厚生労働省のこころの耳には、働く人向けの相談窓口と地域の医療機関を探す導線がまとまっている。産業医や社内の相談窓口があるなら、そちらのほうが早いこともある。

よくある質問(FAQ)

人と比べるのをやめる方法はありますか

「完全にやめる」を目標にした方法は、私が調べた範囲では研究で支持されていません。Gerber らのメタ分析は、脅威のない状況でも上方比較が選ばれやすいことを示しており、比較は意志で消せる行為というより起きやすい傾向として測られています。現実的なのは、比較が起きる入力(誰の何を見るか)と、起きたあとの解釈を調整することです。

SNSをやめれば比べなくなりますか

2026年のメタ分析が測っているのは「SNSの利用時間」ではなく「オンラインで上方比較をどれだけ経験したか」です。したがって、やめれば解決するとも、やめる必要があるとも、このデータからは言えません。また含まれた研究の多くは横断デザインで、因果の方向は決まっていません。

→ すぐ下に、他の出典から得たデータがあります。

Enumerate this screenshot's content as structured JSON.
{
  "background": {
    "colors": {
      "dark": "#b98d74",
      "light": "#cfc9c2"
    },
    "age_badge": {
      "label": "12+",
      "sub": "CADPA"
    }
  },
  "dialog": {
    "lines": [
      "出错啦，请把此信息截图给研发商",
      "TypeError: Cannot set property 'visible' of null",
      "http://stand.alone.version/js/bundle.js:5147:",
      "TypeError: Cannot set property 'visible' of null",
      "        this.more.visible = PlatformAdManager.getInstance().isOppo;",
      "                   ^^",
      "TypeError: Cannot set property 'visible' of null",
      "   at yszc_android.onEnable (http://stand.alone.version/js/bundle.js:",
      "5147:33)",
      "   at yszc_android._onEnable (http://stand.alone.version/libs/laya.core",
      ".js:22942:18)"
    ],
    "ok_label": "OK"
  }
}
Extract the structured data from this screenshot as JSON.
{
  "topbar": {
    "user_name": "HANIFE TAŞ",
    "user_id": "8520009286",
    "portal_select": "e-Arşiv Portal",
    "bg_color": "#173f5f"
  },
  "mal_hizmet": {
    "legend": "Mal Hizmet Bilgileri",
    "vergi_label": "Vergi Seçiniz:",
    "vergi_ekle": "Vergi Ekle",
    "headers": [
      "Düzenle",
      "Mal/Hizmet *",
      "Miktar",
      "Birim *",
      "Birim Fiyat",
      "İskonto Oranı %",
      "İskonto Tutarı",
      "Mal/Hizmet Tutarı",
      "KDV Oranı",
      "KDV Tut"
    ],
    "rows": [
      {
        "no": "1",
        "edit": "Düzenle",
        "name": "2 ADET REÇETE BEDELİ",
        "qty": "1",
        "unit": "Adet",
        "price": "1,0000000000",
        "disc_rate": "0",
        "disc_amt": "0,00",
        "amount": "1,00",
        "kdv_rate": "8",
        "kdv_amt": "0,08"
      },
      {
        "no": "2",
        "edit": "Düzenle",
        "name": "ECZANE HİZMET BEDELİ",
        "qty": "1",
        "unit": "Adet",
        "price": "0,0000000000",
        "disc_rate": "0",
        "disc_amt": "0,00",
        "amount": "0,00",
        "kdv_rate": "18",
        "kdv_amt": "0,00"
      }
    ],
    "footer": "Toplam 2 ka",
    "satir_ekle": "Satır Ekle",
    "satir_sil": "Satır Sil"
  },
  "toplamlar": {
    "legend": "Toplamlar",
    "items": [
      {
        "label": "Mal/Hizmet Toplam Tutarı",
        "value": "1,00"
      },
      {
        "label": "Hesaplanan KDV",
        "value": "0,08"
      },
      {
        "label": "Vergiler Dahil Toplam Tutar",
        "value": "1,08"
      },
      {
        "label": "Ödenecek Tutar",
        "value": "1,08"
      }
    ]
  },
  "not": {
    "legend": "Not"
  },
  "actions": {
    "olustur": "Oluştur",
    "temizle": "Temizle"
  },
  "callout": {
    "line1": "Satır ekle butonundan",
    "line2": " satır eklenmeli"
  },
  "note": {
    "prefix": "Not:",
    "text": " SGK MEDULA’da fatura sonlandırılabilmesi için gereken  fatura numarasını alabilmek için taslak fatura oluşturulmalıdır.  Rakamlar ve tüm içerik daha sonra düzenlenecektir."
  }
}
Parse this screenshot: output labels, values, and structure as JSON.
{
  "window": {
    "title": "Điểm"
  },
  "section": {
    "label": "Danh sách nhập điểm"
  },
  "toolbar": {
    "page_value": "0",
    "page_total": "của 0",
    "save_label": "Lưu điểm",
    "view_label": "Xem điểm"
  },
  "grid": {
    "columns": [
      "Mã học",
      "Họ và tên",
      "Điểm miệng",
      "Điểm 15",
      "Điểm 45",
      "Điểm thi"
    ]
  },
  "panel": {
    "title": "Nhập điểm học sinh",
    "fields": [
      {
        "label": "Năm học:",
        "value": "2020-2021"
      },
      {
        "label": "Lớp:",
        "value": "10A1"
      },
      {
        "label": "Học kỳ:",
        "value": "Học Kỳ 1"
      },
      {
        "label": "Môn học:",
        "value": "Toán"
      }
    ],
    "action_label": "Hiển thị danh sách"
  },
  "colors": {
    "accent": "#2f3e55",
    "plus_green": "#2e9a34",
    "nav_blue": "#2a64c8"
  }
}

落ち込んでいるときほど上方比較をしやすい、という逆向きの流れも残されています。

上を見ることがモチベーションになることもあるのでは

あります。ただし頻度の問題です。Gerber らのメタ分析では、相手の優秀さを自分に取り込む「同化」の効果は、類似性を意識させた条件で確認されたものの非常に弱く、統計的な調整方法によって結果が揺れました。全体としては対比が優勢です。奮い立つことがある、と、たいてい奮い立つ、は違います。

落ち込みが続くとき、どこに相談すればいいですか

厚生労働省のこころの耳に、電話・SNS相談の窓口と医療機関の探し方がまとまっています。勤務先に産業医や相談窓口があれば、そちらも使えます。眠れない・食べられない・朝起きられないといった生活面の変化が2週間以上続く場合は、早めに専門家へ。